O princípio da interoperabilidade foi determinante para a evolução do uso de máquinas de pagamento ligadas a caixas no setor (pinpads). Isso porque o pinpad comporta, dentro de um mesmo equipamento, as chaves criptográficas de diferentes credenciadoras (ao contrário da maquininha móvel, que geralmente só possui a chave de uma única credenciadora). Para que o pinpad possa efetivamente comportar diversas credenciadoras, o equipamento deve registrar cada venda realizada através da chave de criptografia das respectivas credenciadoras.

Porém, em razão da existência de diversas versões de mapas de chaves criptográficas e possibilidade de customização de tais mapas, nem todas as credenciadoras eram capazes de contar com suas chaves inseridas em todas os pinpads ativos. Novamente, tal situação gerava custos para os lojistas e recebedores em geral, que não eram capazes de oferecer múltiplos serviços de pagamento para seus clientes.

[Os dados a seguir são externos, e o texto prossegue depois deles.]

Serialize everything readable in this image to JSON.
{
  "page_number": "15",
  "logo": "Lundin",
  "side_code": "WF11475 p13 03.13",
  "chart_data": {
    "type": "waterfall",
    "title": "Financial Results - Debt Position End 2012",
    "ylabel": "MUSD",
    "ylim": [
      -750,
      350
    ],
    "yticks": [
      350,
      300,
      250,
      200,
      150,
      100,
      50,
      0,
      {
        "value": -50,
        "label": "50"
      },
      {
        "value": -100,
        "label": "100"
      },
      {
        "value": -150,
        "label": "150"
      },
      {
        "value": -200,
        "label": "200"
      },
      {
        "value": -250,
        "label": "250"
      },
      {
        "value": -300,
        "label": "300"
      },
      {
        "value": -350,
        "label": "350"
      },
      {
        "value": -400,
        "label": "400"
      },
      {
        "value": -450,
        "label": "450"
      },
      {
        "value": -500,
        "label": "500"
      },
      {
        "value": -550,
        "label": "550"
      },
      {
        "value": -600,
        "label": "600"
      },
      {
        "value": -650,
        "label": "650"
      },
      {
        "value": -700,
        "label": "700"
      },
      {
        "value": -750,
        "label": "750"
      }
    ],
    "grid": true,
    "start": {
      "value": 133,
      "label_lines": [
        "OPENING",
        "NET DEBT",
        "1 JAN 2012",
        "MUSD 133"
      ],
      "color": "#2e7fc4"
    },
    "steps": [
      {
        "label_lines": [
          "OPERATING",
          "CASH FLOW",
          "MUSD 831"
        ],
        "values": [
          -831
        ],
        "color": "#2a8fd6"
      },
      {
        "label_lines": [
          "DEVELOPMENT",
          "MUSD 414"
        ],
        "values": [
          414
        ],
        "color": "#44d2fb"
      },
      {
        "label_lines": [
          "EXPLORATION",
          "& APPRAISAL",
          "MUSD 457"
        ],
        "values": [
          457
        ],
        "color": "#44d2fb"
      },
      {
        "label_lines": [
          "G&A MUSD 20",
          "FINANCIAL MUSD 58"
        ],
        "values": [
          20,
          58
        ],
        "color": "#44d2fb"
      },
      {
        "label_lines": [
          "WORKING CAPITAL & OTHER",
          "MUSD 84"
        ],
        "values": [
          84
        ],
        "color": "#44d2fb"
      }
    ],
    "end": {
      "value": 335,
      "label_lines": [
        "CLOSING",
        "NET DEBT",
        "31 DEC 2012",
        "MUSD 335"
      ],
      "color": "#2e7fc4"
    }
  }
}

A solução da indústria, a partir da Associação Brasileira de Empresas de Cartão de Crédito e Serviços – Abecs, junto do Banco Central e do Conselho Administrativo de Defesa Econômica, foi a de montar um mapa de chaves definitivo e de uso obrigatório. Com tal solução, os pinpads passaram a ser “interoperáveis”, beneficiando lojistas e impedindo que credenciadoras com novas chaves fossem prejudicadas.

Como se constata da história do modelo de negócios de adquirência, há um grande caminho percorrido no sentido de viabilizar ao mercado uma solução escalável e eficiente para a realização de transações. Essa é uma premissa incorporada pelo Educbank no desenvolvimento de sua própria identidade: a oferta de uma solução que beneficie tanto famílias, quanto escolas. E que não discrimine entre meios de pagamento – sendo possível inclusive o pagamento via criptomoedas.

Se por um lado a história do mercado demonstra o caráter inovador associado às atividades de adquirência, por outro mostra que não basta a criação de soluções genéricas. O Educbank trabalha em prol de uma inovação que endereça problemas reais porque possui uma missão concreta: o desenvolvimento da educação básica de qualidade com equilíbrio financeiro.